Mukhtar Naseer

Personal information
- Full name: Mukhthar Naseer
- Date of birth: May 7, 1979 (age 46)
- Place of birth: Thoddoo, Maldives
- Height: 1.65 m (5 ft 5 in)
- Position: Midfield

Team information
- Current team: New Radiant SC
- Number: 16

Youth career
- Rasdhoo

Senior career*
- Years: Team / Apps / (Gls)
- 2003: Rasdhoo JU / ? / (?)
- 2003: New Radiant SC
- 2004–2008: Club Valencia
- 2009–2011: Victory
- 2012: Club Eagles / 3 / (0)
- 2013: Club Valencia
- 2013: Maziya
- 2014–: New Radiant SC

International career
- 2007–2014: Maldives / 17 / (2)

= Mukhthar Naseer =

Maldivian footballer

Mukhthar Naseer is a Maldivian international footballer, who currently plays for New Radiant SC in the Maldives.

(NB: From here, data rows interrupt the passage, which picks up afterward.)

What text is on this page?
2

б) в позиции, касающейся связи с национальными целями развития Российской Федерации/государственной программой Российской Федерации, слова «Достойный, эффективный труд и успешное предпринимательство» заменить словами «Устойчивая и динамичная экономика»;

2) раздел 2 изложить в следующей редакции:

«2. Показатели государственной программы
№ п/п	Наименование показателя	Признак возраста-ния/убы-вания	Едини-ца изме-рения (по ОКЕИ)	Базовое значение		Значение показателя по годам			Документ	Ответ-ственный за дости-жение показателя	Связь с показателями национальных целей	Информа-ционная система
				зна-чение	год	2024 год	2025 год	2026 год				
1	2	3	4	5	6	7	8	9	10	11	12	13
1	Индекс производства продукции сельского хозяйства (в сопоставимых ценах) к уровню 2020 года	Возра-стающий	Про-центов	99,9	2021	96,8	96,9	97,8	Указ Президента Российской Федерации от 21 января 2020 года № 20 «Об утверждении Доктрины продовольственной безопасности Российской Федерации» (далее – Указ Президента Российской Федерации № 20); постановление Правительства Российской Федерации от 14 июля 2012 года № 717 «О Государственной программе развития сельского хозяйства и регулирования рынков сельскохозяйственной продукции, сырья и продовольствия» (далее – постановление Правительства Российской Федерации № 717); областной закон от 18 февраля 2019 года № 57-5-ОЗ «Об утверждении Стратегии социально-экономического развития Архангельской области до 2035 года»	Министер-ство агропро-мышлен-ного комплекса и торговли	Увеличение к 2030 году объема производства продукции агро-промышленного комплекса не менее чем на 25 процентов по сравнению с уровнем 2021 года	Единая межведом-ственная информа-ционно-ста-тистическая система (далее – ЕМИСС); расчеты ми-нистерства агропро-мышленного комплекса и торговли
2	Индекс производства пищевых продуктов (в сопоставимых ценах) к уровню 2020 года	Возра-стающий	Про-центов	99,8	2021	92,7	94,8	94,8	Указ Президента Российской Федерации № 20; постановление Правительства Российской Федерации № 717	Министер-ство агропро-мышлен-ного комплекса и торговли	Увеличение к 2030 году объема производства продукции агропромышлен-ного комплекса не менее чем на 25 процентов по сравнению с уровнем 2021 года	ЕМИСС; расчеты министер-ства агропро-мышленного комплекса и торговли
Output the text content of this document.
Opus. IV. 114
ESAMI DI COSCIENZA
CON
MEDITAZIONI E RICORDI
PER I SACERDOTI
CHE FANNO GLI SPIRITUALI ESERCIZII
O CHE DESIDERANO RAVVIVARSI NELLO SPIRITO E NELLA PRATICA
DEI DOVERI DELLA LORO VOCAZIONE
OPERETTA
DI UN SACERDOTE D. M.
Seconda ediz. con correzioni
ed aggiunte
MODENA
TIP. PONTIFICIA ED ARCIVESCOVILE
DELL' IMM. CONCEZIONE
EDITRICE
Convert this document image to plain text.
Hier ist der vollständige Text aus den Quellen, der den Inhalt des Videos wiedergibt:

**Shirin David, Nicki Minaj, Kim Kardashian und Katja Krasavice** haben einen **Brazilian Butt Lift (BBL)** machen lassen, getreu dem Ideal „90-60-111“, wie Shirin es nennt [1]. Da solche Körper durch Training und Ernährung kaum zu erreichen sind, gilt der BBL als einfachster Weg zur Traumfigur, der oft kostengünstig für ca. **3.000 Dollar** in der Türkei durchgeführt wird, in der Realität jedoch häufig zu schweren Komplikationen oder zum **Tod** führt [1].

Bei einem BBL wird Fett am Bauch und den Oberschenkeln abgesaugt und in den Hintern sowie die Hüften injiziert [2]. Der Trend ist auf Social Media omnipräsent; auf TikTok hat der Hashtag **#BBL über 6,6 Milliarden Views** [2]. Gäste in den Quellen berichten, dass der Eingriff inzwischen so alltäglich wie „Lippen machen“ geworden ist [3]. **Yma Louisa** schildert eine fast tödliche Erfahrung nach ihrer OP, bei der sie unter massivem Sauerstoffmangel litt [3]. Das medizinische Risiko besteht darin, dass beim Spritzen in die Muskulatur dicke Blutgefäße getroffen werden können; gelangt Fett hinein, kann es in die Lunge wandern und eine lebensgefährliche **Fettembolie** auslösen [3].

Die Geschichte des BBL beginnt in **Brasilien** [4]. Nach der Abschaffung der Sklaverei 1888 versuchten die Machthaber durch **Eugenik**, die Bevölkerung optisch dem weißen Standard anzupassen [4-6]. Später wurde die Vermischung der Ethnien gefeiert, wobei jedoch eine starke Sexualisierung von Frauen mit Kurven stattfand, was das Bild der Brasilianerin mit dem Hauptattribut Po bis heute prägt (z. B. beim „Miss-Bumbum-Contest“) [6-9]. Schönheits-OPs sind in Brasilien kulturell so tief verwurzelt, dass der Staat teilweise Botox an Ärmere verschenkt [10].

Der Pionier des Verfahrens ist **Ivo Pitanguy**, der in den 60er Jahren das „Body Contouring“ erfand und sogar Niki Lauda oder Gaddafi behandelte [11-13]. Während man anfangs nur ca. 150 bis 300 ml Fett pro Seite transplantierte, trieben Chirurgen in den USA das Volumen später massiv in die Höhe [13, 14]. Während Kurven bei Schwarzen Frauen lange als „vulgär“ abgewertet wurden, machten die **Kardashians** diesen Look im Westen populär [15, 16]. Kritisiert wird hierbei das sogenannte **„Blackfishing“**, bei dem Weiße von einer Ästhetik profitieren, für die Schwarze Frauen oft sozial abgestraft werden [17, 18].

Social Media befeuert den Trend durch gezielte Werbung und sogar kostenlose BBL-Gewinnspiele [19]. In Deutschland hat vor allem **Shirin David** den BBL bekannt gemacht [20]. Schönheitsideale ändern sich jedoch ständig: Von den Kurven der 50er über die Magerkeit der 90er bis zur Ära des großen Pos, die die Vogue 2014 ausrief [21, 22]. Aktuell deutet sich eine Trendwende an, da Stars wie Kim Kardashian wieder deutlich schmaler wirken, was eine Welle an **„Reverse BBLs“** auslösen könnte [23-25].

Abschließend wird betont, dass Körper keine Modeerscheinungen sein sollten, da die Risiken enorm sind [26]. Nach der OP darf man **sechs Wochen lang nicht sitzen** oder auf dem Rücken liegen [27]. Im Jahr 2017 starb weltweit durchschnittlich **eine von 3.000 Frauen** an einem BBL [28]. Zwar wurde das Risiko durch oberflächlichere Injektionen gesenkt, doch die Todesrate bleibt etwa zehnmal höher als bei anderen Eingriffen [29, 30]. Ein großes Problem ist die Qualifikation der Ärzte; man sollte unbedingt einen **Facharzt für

Mukhtar is from Thoddoo, Alif Alif Atoll.

== Career ==
He was first noticed while playing for Rasdhoo football team in zone football tournament by Laszlo Kiss and he brought Two Kilo to Valencia. He is best known for his dribbling skills and speed.

=== International ===
He scored the winning goal for the Maldives against India in the final of the 2008 SAFF Championship. In 2014 Naseer retired from international football.